7. 29% of online consumers are "both relatively high-spenders and inclined toward merchant loyalty," says Jupiter Research, "so long as the merchant provides a positive online experience, including an easy-to-use Web site."
8. "High or hidden shipping charges have led 44% of buyers to reduce their purchases at certain stores, and 36% of buyers have stopped buying because they have been required to register at certain stores." a store.

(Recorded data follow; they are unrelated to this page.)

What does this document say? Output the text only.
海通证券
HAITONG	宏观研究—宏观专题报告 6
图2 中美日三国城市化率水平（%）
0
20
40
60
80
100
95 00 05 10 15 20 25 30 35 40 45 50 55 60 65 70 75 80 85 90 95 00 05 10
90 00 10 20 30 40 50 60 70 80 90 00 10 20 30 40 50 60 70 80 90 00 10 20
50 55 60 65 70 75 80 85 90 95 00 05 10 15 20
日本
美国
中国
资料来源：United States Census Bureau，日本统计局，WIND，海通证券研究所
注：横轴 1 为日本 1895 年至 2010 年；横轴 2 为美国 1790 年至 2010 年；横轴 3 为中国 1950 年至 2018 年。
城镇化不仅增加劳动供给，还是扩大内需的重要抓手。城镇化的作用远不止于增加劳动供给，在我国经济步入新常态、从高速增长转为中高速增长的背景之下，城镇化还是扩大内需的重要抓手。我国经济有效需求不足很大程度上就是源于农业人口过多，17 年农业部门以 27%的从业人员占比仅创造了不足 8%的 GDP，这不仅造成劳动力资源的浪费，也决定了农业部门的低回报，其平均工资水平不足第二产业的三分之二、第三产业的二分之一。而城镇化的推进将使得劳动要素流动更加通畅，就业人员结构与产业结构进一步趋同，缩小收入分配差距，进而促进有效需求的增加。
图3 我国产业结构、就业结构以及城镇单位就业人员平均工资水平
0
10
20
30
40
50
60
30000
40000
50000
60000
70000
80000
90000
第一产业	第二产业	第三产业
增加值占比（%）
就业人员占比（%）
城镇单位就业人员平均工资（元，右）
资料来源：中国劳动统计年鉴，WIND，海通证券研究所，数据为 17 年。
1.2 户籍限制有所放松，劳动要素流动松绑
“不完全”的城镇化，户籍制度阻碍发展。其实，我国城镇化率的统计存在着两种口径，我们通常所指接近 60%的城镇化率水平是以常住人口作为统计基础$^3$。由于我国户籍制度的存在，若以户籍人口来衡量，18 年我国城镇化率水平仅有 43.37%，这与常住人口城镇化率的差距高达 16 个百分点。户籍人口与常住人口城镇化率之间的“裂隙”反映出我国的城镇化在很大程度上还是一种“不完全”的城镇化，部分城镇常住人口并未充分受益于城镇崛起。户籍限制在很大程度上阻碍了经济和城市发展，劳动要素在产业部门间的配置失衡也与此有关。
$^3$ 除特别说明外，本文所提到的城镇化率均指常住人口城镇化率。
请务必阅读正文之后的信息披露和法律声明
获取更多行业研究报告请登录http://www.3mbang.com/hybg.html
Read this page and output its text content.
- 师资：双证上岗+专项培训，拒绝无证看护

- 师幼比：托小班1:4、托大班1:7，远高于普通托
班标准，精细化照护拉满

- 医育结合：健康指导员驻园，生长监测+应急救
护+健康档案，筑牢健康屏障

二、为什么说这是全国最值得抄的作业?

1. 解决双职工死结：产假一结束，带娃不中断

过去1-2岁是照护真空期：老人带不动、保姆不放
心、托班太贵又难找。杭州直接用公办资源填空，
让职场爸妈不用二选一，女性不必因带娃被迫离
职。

9. According to Economist Intelligence Unit (EIU), Sweden has overtaken the US in terms of "e-readiness," defined as "the extent to which a country's business environment is ready for Internet-based commercial opportunities. Ranking is based on factors such as connectivity and technology infrastructure, business environment, consumer and business adoption, social and cultural infrastructure, and legal and policy environment and support services." They attribute the downturn in the US economy for the new dominance by Scandinavian countries in particular.
10. 580 million people worldwide now have Internet access, as opposed to 563 million in the 3rd quarter of 2002. Leaders: The US posted the largest increase in number of adults, but as a percentage of population, Spain saw a 22% increase. Germany, the UK and Italy have the largest at-home Internet populations in Europe. Sweden, Hong Kong and the Netherlands and Australia have the most mature Internet markets. (Nielsen NetRating, 2003)
11. According to CyberAtlasInternet, a sample of e-commerce sites recorded a 72.5% failure rate. The week before Mother's Day (2003), TeaLeaf analysts uncovered Web application errors in 75% of the gift, card, candy and flower sites they examined, with almost 65% attributed to user failure errors, which typically go undetected by site administrators.